Pathways to STI Diagnosis: A Test and Replication of Competing and Integrated Models

Introduction: In the U.S., sexually transmitted infection (STIs) rank among the top ten most commonly reported diseases and present a considerable public health concern. The current study examines individual and environmental antecedents of sexually transmitted infection in two longitudinal studies. Specifically, we tested four hypothesized pathways to STI diagnosis: a) a sexual risk behavior pathway; b) a general risk behavior pathway; c) an environmental risk pathway; and finally d) an integrated pathway.

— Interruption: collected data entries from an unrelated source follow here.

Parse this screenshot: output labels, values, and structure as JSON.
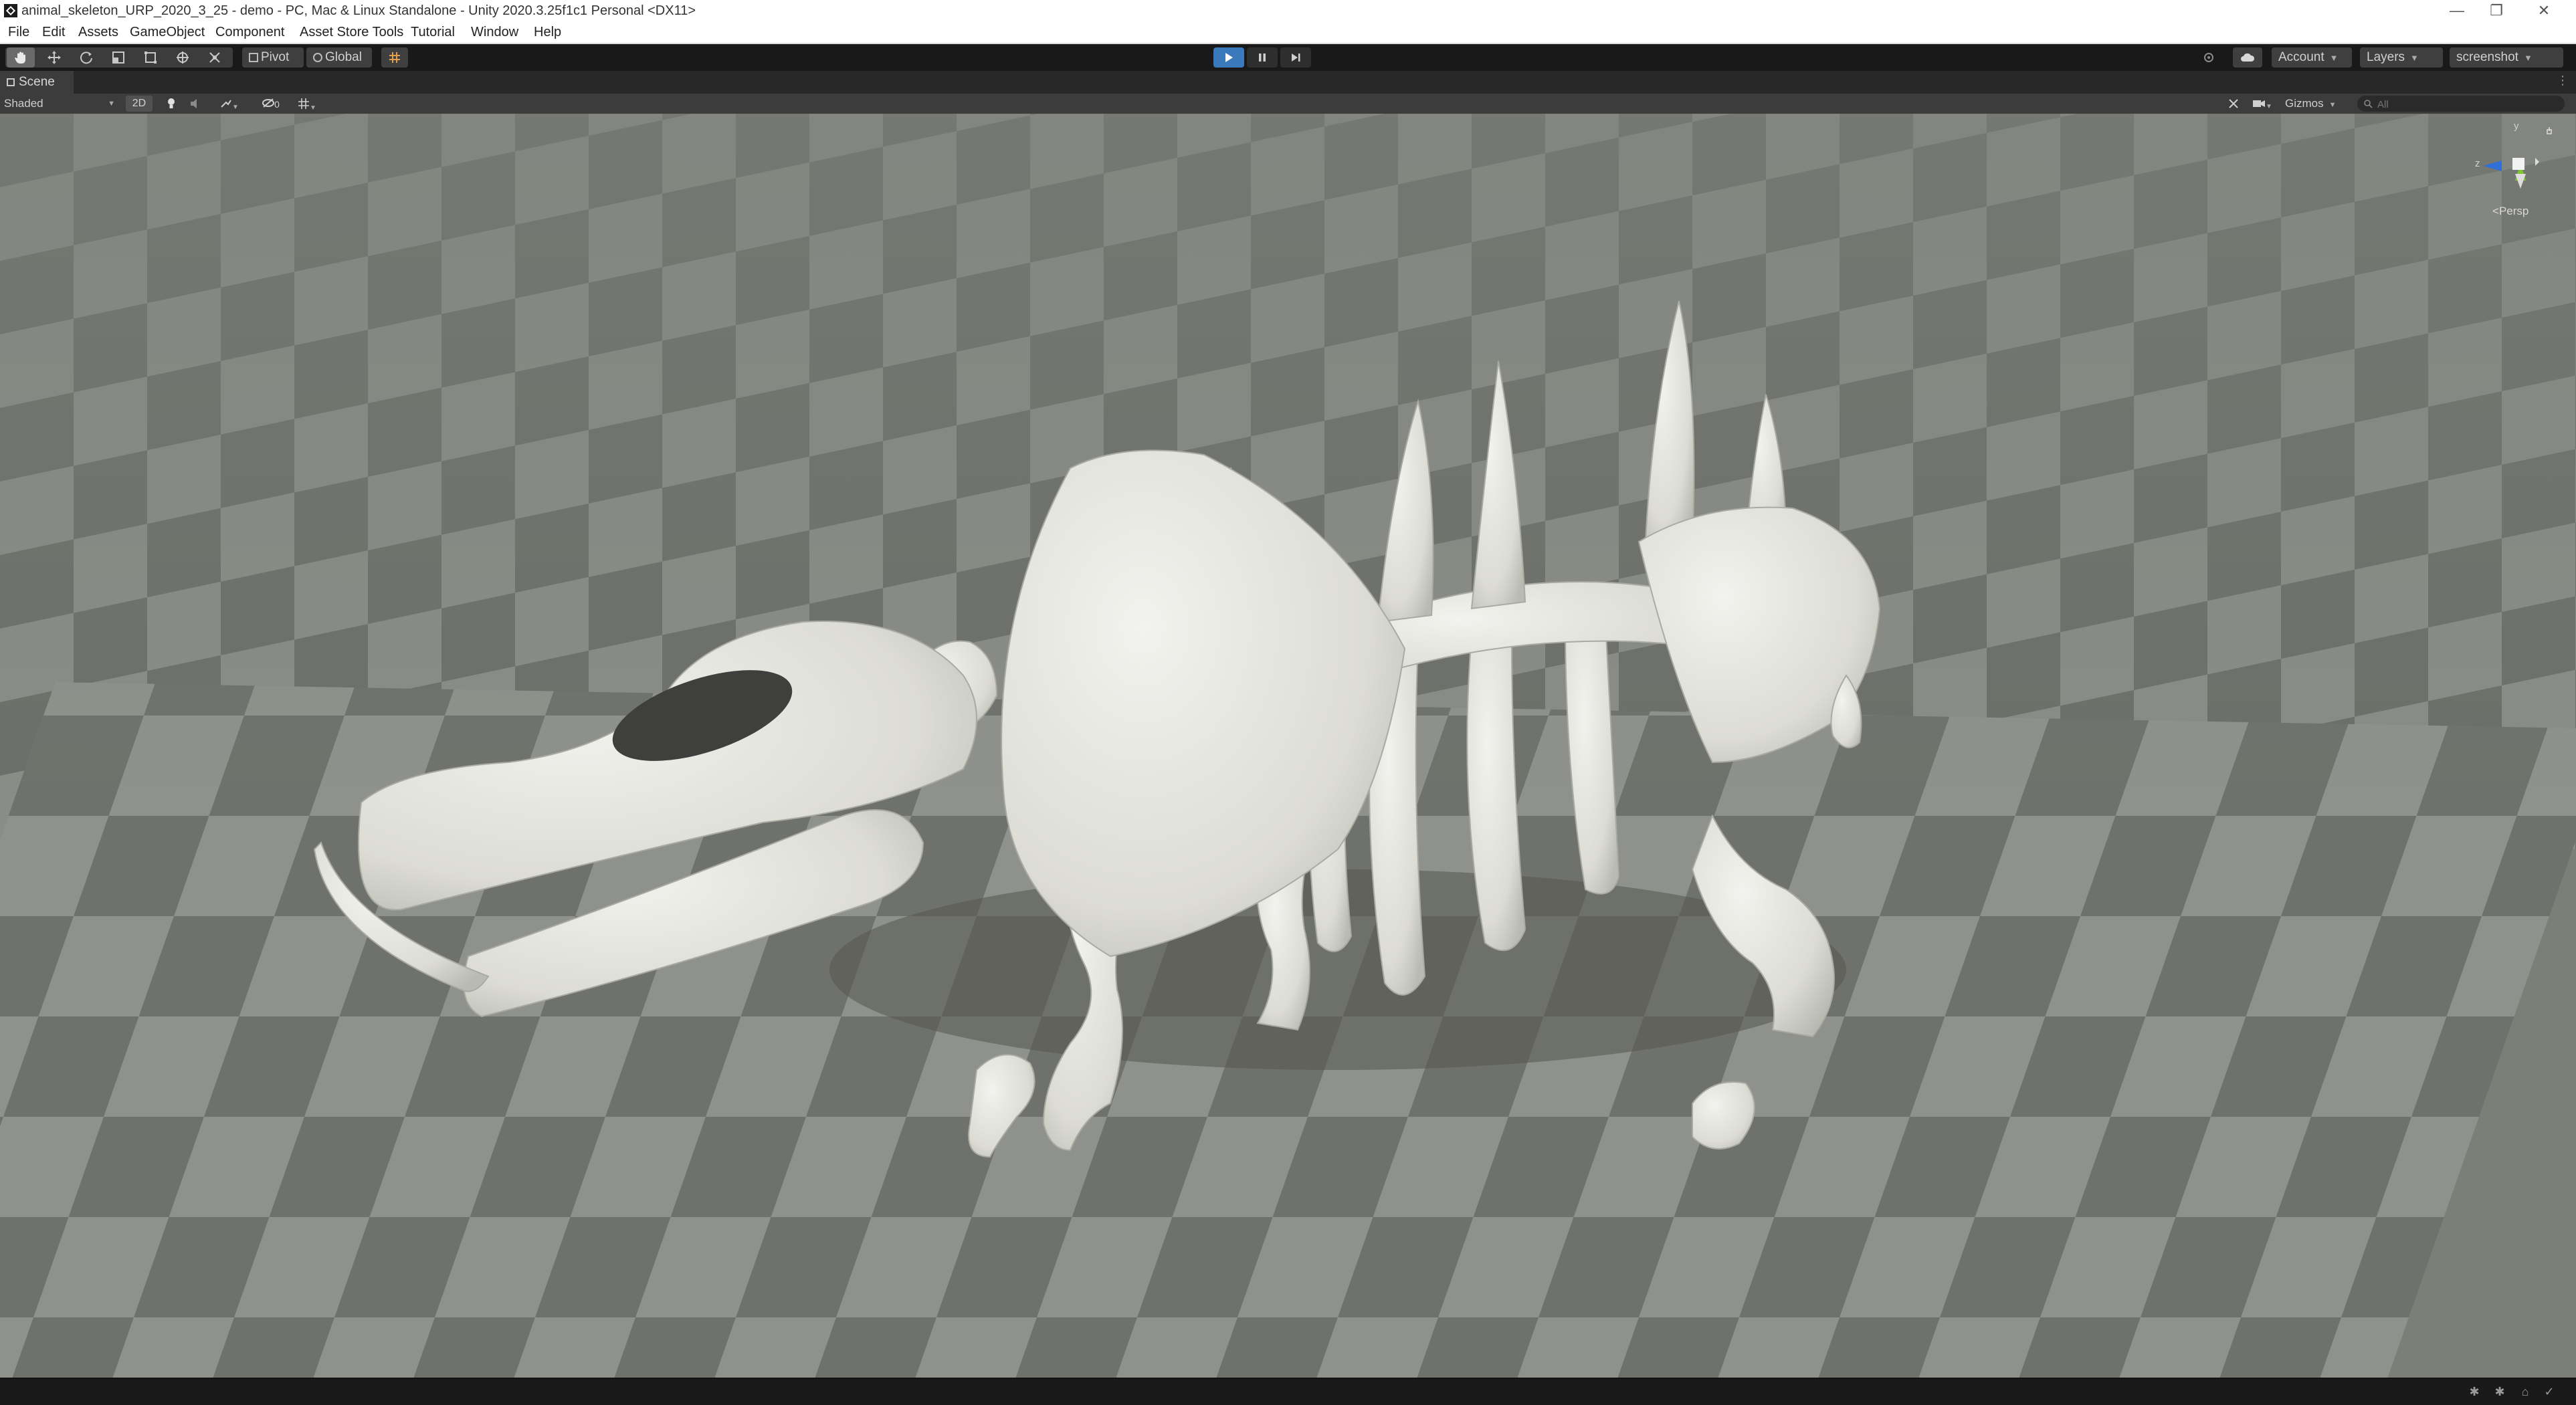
{
  "window": {
    "title": "animal_skeleton_URP_2020_3_25 - demo - PC, Mac & Linux Standalone - Unity 2020.3.25f1c1 Personal <DX11>",
    "buttons": {
      "minimize": "—",
      "restore": "❐",
      "close": "✕"
    }
  },
  "menubar": {
    "items": [
      "File",
      "Edit",
      "Assets",
      "GameObject",
      "Component",
      "Asset Store Tools",
      "Tutorial",
      "Window",
      "Help"
    ]
  },
  "toolbar": {
    "pivot_label": "Pivot",
    "global_label": "Global",
    "account_label": "Account",
    "layers_label": "Layers",
    "layout_label": "screenshot"
  },
  "scene": {
    "tab_label": "Scene",
    "shading_mode": "Shaded",
    "mode_2d_label": "2D",
    "hidden_count": "0",
    "gizmos_label": "Gizmos",
    "search_placeholder": "All",
    "projection_label": "Persp",
    "axis_labels": {
      "y": "y",
      "z": "z"
    }
  },
  "colors": {
    "play_button_active": "#3a79bb",
    "bone": "#e3e3dd",
    "checker_light": "#8f918c",
    "checker_dark": "#6f716c",
    "gizmo_y": "#7dc52e",
    "gizmo_z": "#2e6fd8"
  },
  "icons": {
    "hand_tool": "hand-icon",
    "move_tool": "move-icon",
    "rotate_tool": "rotate-icon",
    "scale_tool": "scale-icon",
    "rect_tool": "rect-icon",
    "transform_tool": "transform-icon",
    "custom_tool": "custom-tool-icon",
    "snap": "grid-snap-icon",
    "play": "play-icon",
    "pause": "pause-icon",
    "step": "step-icon",
    "collab": "collab-icon",
    "cloud": "cloud-icon"
  }
}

Method: The current work is draws on data from two longitudinal studies of youth and adult development: the Seattle Social Development Project (SSDP) and the Raising Healthy Children (RHC) study. Lifetime STI diagnosis was measured by age 24. Early predictors included early puberty, behavioral disinhibition, family management, school bonding, and antisocial peers and were measured between the ages of 10 and 14. Early sexual debut and delinquency and substance use were assessed in adolescence. Lifetime number of sexual partners and engagement in sex under the influence of drugs or alcohol were assessed between the ages of 21 and 24. Hypothesized models (a) through (d) were developed in SSDP dataset using Structural Equation Modeling (SEM). A replication of the final model (d) was then tested in the RHC dataset.

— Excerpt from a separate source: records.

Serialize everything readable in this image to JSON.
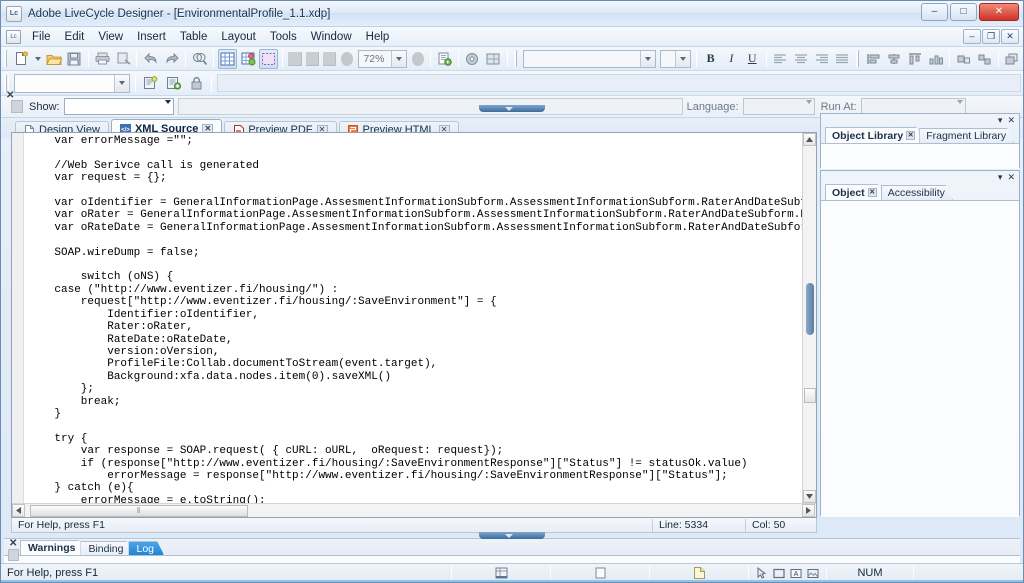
{
  "window": {
    "title": "Adobe LiveCycle Designer - [EnvironmentalProfile_1.1.xdp]",
    "app_icon": "adobe-livecycle-icon",
    "minimize": "–",
    "maximize": "□",
    "close": "✕",
    "mdi_minimize": "–",
    "mdi_restore": "❐",
    "mdi_close": "✕"
  },
  "menu": {
    "items": [
      {
        "label": "File"
      },
      {
        "label": "Edit"
      },
      {
        "label": "View"
      },
      {
        "label": "Insert"
      },
      {
        "label": "Table"
      },
      {
        "label": "Layout"
      },
      {
        "label": "Tools"
      },
      {
        "label": "Window"
      },
      {
        "label": "Help"
      }
    ]
  },
  "toolbar": {
    "zoom_value": "72%",
    "font_name": "",
    "font_size": "",
    "bold": "B",
    "italic": "I",
    "underline": "U"
  },
  "toolbar2": {
    "object_combo_value": ""
  },
  "script_bar": {
    "close": "✕",
    "show_label": "Show:",
    "show_value": "",
    "script_value": "",
    "language_label": "Language:",
    "language_value": "",
    "runat_label": "Run At:",
    "runat_value": ""
  },
  "tabs": [
    {
      "label": "Design View",
      "icon": "page-icon",
      "active": false,
      "closable": false
    },
    {
      "label": "XML Source",
      "icon": "xml-icon",
      "active": true,
      "closable": true,
      "close": "✕"
    },
    {
      "label": "Preview PDF",
      "icon": "pdf-icon",
      "active": false,
      "closable": true,
      "close": "✕"
    },
    {
      "label": "Preview HTML",
      "icon": "html-icon",
      "active": false,
      "closable": true,
      "close": "✕"
    }
  ],
  "editor": {
    "code": "    var errorMessage =\"\";\n\n    //Web Serivce call is generated\n    var request = {};\n\n    var oIdentifier = GeneralInformationPage.AssesmentInformationSubform.AssessmentInformationSubform.RaterAndDateSubform.Crypte\n    var oRater = GeneralInformationPage.AssesmentInformationSubform.AssessmentInformationSubform.RaterAndDateSubform.RaterTextFi\n    var oRateDate = GeneralInformationPage.AssesmentInformationSubform.AssessmentInformationSubform.RaterAndDateSubform.RatingDa\n\n    SOAP.wireDump = false;\n\n        switch (oNS) {\n    case (\"http://www.eventizer.fi/housing/\") :\n        request[\"http://www.eventizer.fi/housing/:SaveEnvironment\"] = {\n            Identifier:oIdentifier,\n            Rater:oRater,\n            RateDate:oRateDate,\n            version:oVersion,\n            ProfileFile:Collab.documentToStream(event.target),\n            Background:xfa.data.nodes.item(0).saveXML()\n        };\n        break;\n    }\n\n    try {\n        var response = SOAP.request( { cURL: oURL,  oRequest: request});\n        if (response[\"http://www.eventizer.fi/housing/:SaveEnvironmentResponse\"][\"Status\"] != statusOk.value)\n            errorMessage = response[\"http://www.eventizer.fi/housing/:SaveEnvironmentResponse\"][\"Status\"];\n    } catch (e){\n        errorMessage = e.toString();",
    "hscroll_grip": "‖"
  },
  "editor_status": {
    "help_text": "For Help, press F1",
    "line_label": "Line: 5334",
    "col_label": "Col: 50"
  },
  "right_panels": [
    {
      "name": "library-panel",
      "menu_glyph": "▾",
      "close_glyph": "✕",
      "tabs": [
        {
          "label": "Object Library",
          "active": true,
          "close": "✕"
        },
        {
          "label": "Fragment Library",
          "active": false
        }
      ]
    },
    {
      "name": "object-panel",
      "menu_glyph": "▾",
      "close_glyph": "✕",
      "tabs": [
        {
          "label": "Object",
          "active": true,
          "close": "✕"
        },
        {
          "label": "Accessibility",
          "active": false
        }
      ]
    }
  ],
  "bottom_panel": {
    "close": "✕",
    "tabs": [
      {
        "label": "Warnings",
        "state": "active"
      },
      {
        "label": "Binding",
        "state": "normal"
      },
      {
        "label": "Log",
        "state": "highlight"
      }
    ]
  },
  "statusbar": {
    "help_text": "For Help, press F1",
    "num_indicator": "NUM",
    "icons": [
      "tabular-view-icon",
      "page-outline-icon",
      "document-icon",
      "cursor-select-icon",
      "rectangle-icon",
      "text-box-icon",
      "image-placeholder-icon"
    ]
  }
}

Results: Support was evident for all three hypothesized component pathways: a) a sexual risk behavior pathway that included puberty onset, early sexual debut, and lifetime number of sexual partners; b) a general risk behavior pathway that focused on behavioral disinhibition, early sexual and non-sexual risk behavior, and adult sexual risk; and c) an early environmental risk pathway (including family, peer, school and neighborhood risk factors). An integrated model, in which STI diagnosis in adulthood resulted from the joint influence of all three pathways was supported in SSDP, and replicated in the RHC sample.

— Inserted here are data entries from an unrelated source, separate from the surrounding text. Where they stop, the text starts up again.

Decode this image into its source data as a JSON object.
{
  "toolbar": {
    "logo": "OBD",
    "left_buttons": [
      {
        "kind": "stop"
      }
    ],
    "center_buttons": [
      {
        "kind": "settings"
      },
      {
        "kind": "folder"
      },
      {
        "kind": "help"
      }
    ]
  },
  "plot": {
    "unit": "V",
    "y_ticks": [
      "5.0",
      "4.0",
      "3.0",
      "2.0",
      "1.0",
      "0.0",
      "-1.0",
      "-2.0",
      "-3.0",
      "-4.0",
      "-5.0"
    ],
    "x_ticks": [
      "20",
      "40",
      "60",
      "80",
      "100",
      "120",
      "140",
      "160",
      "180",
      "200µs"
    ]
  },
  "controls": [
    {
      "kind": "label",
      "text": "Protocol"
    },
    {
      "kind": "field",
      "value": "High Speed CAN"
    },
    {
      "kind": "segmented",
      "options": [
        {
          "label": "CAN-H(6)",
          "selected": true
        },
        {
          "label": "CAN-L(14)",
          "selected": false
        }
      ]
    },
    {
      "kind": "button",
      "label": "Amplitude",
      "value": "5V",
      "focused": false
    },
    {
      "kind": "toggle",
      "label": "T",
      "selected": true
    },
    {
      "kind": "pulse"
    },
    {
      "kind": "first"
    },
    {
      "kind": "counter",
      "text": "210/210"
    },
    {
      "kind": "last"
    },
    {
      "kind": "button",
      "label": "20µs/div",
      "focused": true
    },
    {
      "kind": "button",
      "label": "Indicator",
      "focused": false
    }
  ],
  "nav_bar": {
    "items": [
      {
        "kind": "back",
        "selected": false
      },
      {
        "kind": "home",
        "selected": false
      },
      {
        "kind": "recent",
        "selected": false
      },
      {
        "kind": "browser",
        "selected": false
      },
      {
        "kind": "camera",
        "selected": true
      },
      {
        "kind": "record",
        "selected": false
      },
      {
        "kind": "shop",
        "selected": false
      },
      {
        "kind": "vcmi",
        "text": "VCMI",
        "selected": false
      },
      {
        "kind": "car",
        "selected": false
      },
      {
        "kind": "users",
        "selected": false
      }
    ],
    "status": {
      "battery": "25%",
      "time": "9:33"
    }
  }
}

Conclusions:  A particular strength of this study is the effective test and replicate strategy that maximizes utility of developmental datasets. In addition to testing support for the hypothesized mechanisms, we were able to replicate the findings in another sample and increase the credibility of the analyses and the conclusions. Understanding the mechanisms of STI infection improve our understanding of the etiology of HIV/sexual risk behavior and introduce important early prevention targets. Results from this study suggest that HIV sexual risk prevention approaches would benefit by integrating general early environmental intervention approaches in conjunction with approaches targeting sexual risk behavior specifically.